Started off sat in front of a Dad with his four kids, each of whom showed zero interest in the football as they were too busy playfighting, whilst the dopey dad pretended to get excited at every single moment of the match - commentating on each kick and challenge in order to try and get the brats interested.
I'd had enough by half time so decided to move to the other side of the East Stand.
Found myself a near empty row and then in the 60th minute this was disrupted by a group of 7 'Premier League banter lads' turned up. Of course they missed the first 15 mins of the second half cos they were drinking and being such mega geezers.
The conversation drifted from Tottenham's new stadium, to Arsenal in the Europa League and finally onto how one of them is having a hard time with the ex-missus about not inviting her to his 30th.

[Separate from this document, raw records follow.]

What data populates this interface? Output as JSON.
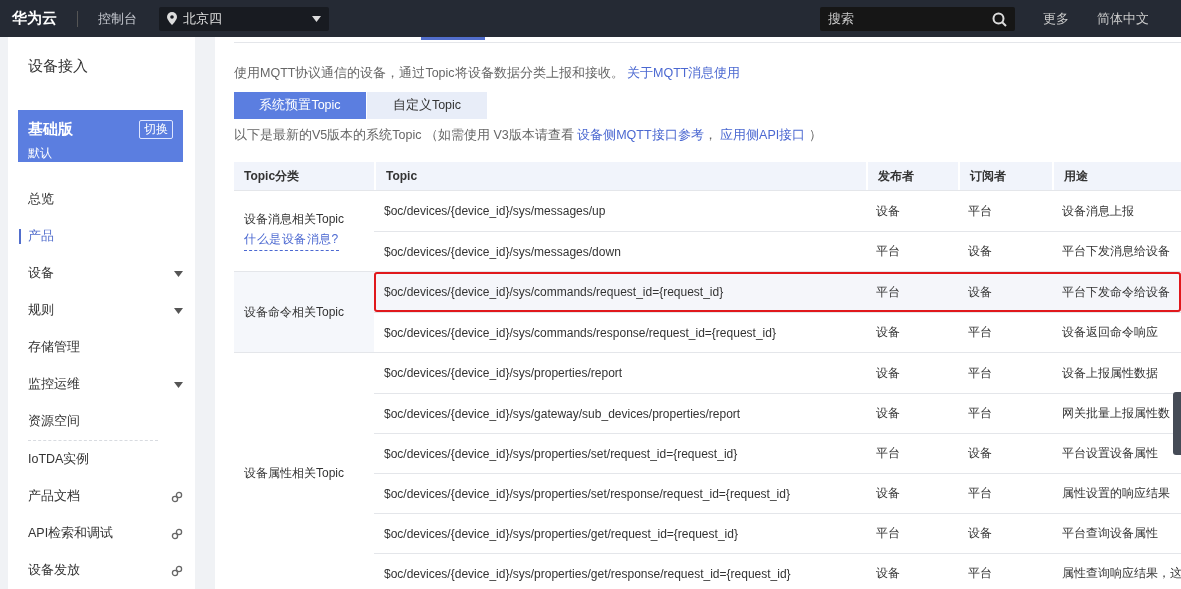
{
  "topbar": {
    "logo": "华为云",
    "console": "控制台",
    "region": "北京四",
    "search": {
      "placeholder": "搜索"
    },
    "links": [
      "更多",
      "简体中文"
    ]
  },
  "sidebar": {
    "title": "设备接入",
    "edition": {
      "name": "基础版",
      "switch": "切换",
      "sub": "默认"
    },
    "items": [
      {
        "label": "总览",
        "selected": false,
        "expandable": false,
        "external": false,
        "divider_after": false
      },
      {
        "label": "产品",
        "selected": true,
        "expandable": false,
        "external": false,
        "divider_after": false
      },
      {
        "label": "设备",
        "selected": false,
        "expandable": true,
        "external": false,
        "divider_after": false
      },
      {
        "label": "规则",
        "selected": false,
        "expandable": true,
        "external": false,
        "divider_after": false
      },
      {
        "label": "存储管理",
        "selected": false,
        "expandable": false,
        "external": false,
        "divider_after": false
      },
      {
        "label": "监控运维",
        "selected": false,
        "expandable": true,
        "external": false,
        "divider_after": false
      },
      {
        "label": "资源空间",
        "selected": false,
        "expandable": false,
        "external": false,
        "divider_after": true
      },
      {
        "label": "IoTDA实例",
        "selected": false,
        "expandable": false,
        "external": false,
        "divider_after": false
      },
      {
        "label": "产品文档",
        "selected": false,
        "expandable": false,
        "external": true,
        "divider_after": false
      },
      {
        "label": "API检索和调试",
        "selected": false,
        "expandable": false,
        "external": true,
        "divider_after": false
      },
      {
        "label": "设备发放",
        "selected": false,
        "expandable": false,
        "external": true,
        "divider_after": false
      }
    ]
  },
  "content": {
    "intro": {
      "text": "使用MQTT协议通信的设备，通过Topic将设备数据分类上报和接收。",
      "link": "关于MQTT消息使用"
    },
    "tabs": [
      {
        "label": "系统预置Topic",
        "selected": true
      },
      {
        "label": "自定义Topic",
        "selected": false
      }
    ],
    "note": {
      "text": "以下是最新的V5版本的系统Topic （如需使用 V3版本请查看",
      "links": [
        "设备侧MQTT接口参考",
        "应用侧API接口"
      ],
      "separator": "，",
      "end": "）"
    },
    "table": {
      "columns": [
        "Topic分类",
        "Topic",
        "发布者",
        "订阅者",
        "用途"
      ],
      "groups": [
        {
          "category": "设备消息相关Topic",
          "link": "什么是设备消息?",
          "highlighted": false,
          "rows": [
            {
              "topic": "$oc/devices/{device_id}/sys/messages/up",
              "publisher": "设备",
              "subscriber": "平台",
              "purpose": "设备消息上报",
              "outlined": false
            },
            {
              "topic": "$oc/devices/{device_id}/sys/messages/down",
              "publisher": "平台",
              "subscriber": "设备",
              "purpose": "平台下发消息给设备",
              "outlined": false
            }
          ]
        },
        {
          "category": "设备命令相关Topic",
          "highlighted": true,
          "rows": [
            {
              "topic": "$oc/devices/{device_id}/sys/commands/request_id={request_id}",
              "publisher": "平台",
              "subscriber": "设备",
              "purpose": "平台下发命令给设备",
              "outlined": true
            },
            {
              "topic": "$oc/devices/{device_id}/sys/commands/response/request_id={request_id}",
              "publisher": "设备",
              "subscriber": "平台",
              "purpose": "设备返回命令响应",
              "outlined": false
            }
          ]
        },
        {
          "category": "设备属性相关Topic",
          "highlighted": false,
          "rows": [
            {
              "topic": "$oc/devices/{device_id}/sys/properties/report",
              "publisher": "设备",
              "subscriber": "平台",
              "purpose": "设备上报属性数据",
              "outlined": false
            },
            {
              "topic": "$oc/devices/{device_id}/sys/gateway/sub_devices/properties/report",
              "publisher": "设备",
              "subscriber": "平台",
              "purpose": "网关批量上报属性数",
              "outlined": false
            },
            {
              "topic": "$oc/devices/{device_id}/sys/properties/set/request_id={request_id}",
              "publisher": "平台",
              "subscriber": "设备",
              "purpose": "平台设置设备属性",
              "outlined": false
            },
            {
              "topic": "$oc/devices/{device_id}/sys/properties/set/response/request_id={request_id}",
              "publisher": "设备",
              "subscriber": "平台",
              "purpose": "属性设置的响应结果",
              "outlined": false
            },
            {
              "topic": "$oc/devices/{device_id}/sys/properties/get/request_id={request_id}",
              "publisher": "平台",
              "subscriber": "设备",
              "purpose": "平台查询设备属性",
              "outlined": false
            },
            {
              "topic": "$oc/devices/{device_id}/sys/properties/get/response/request_id={request_id}",
              "publisher": "设备",
              "subscriber": "平台",
              "purpose": "属性查询响应结果，这",
              "outlined": false
            }
          ]
        }
      ]
    }
  }
}
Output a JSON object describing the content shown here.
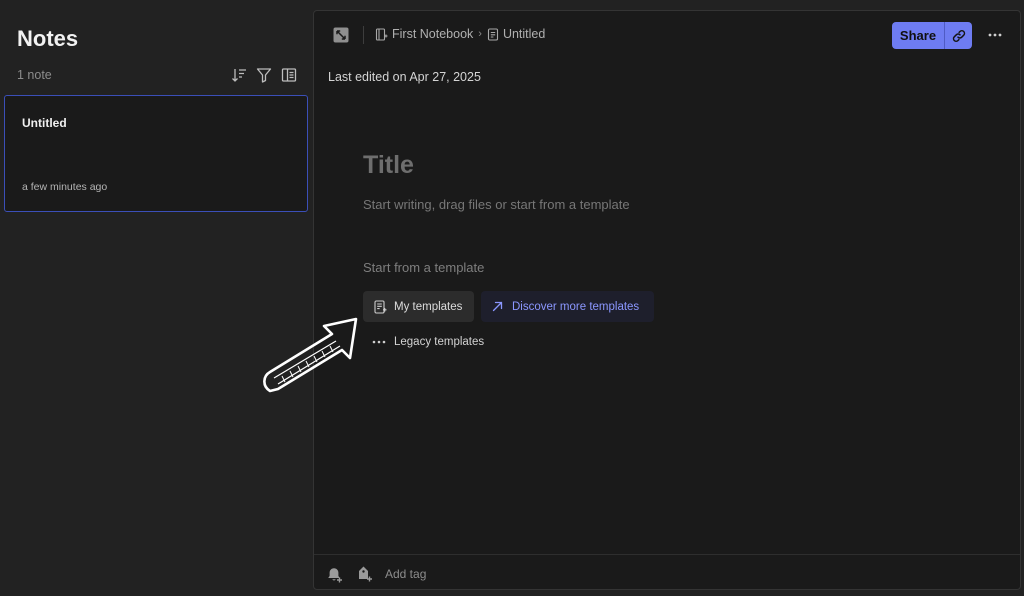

Thankfully they fucked off about 10 mins before the end, but not before one of them tried turning all the Shrewsbury songs into ones that fit the names of Spurs players.
It was capped off by some posh bloke behind me who got very excited about the scuffle between the two sets of players. His astounding wit came up with the line - "Send them all off referee, and then we can go home!" He got one laugh from his wife, and therefore he decided to tell it again and again until it had properly run dry.
I actually cannot stand Football for a Fiver days....
Anyone score 3 or more?
Anyone score 3 or more?
We sit about a third of the way up the east, half way line, and it's the first time we have had more than a handful of people in front of us since, er, the last £5 game.
Nice to see the North 80% full again
If anyone has it, I'd love to see a list of F4AF results - I bet it's less than impressive. I seem to remember we beat Stevenage once, but I can't remember any more victories off the top of my head.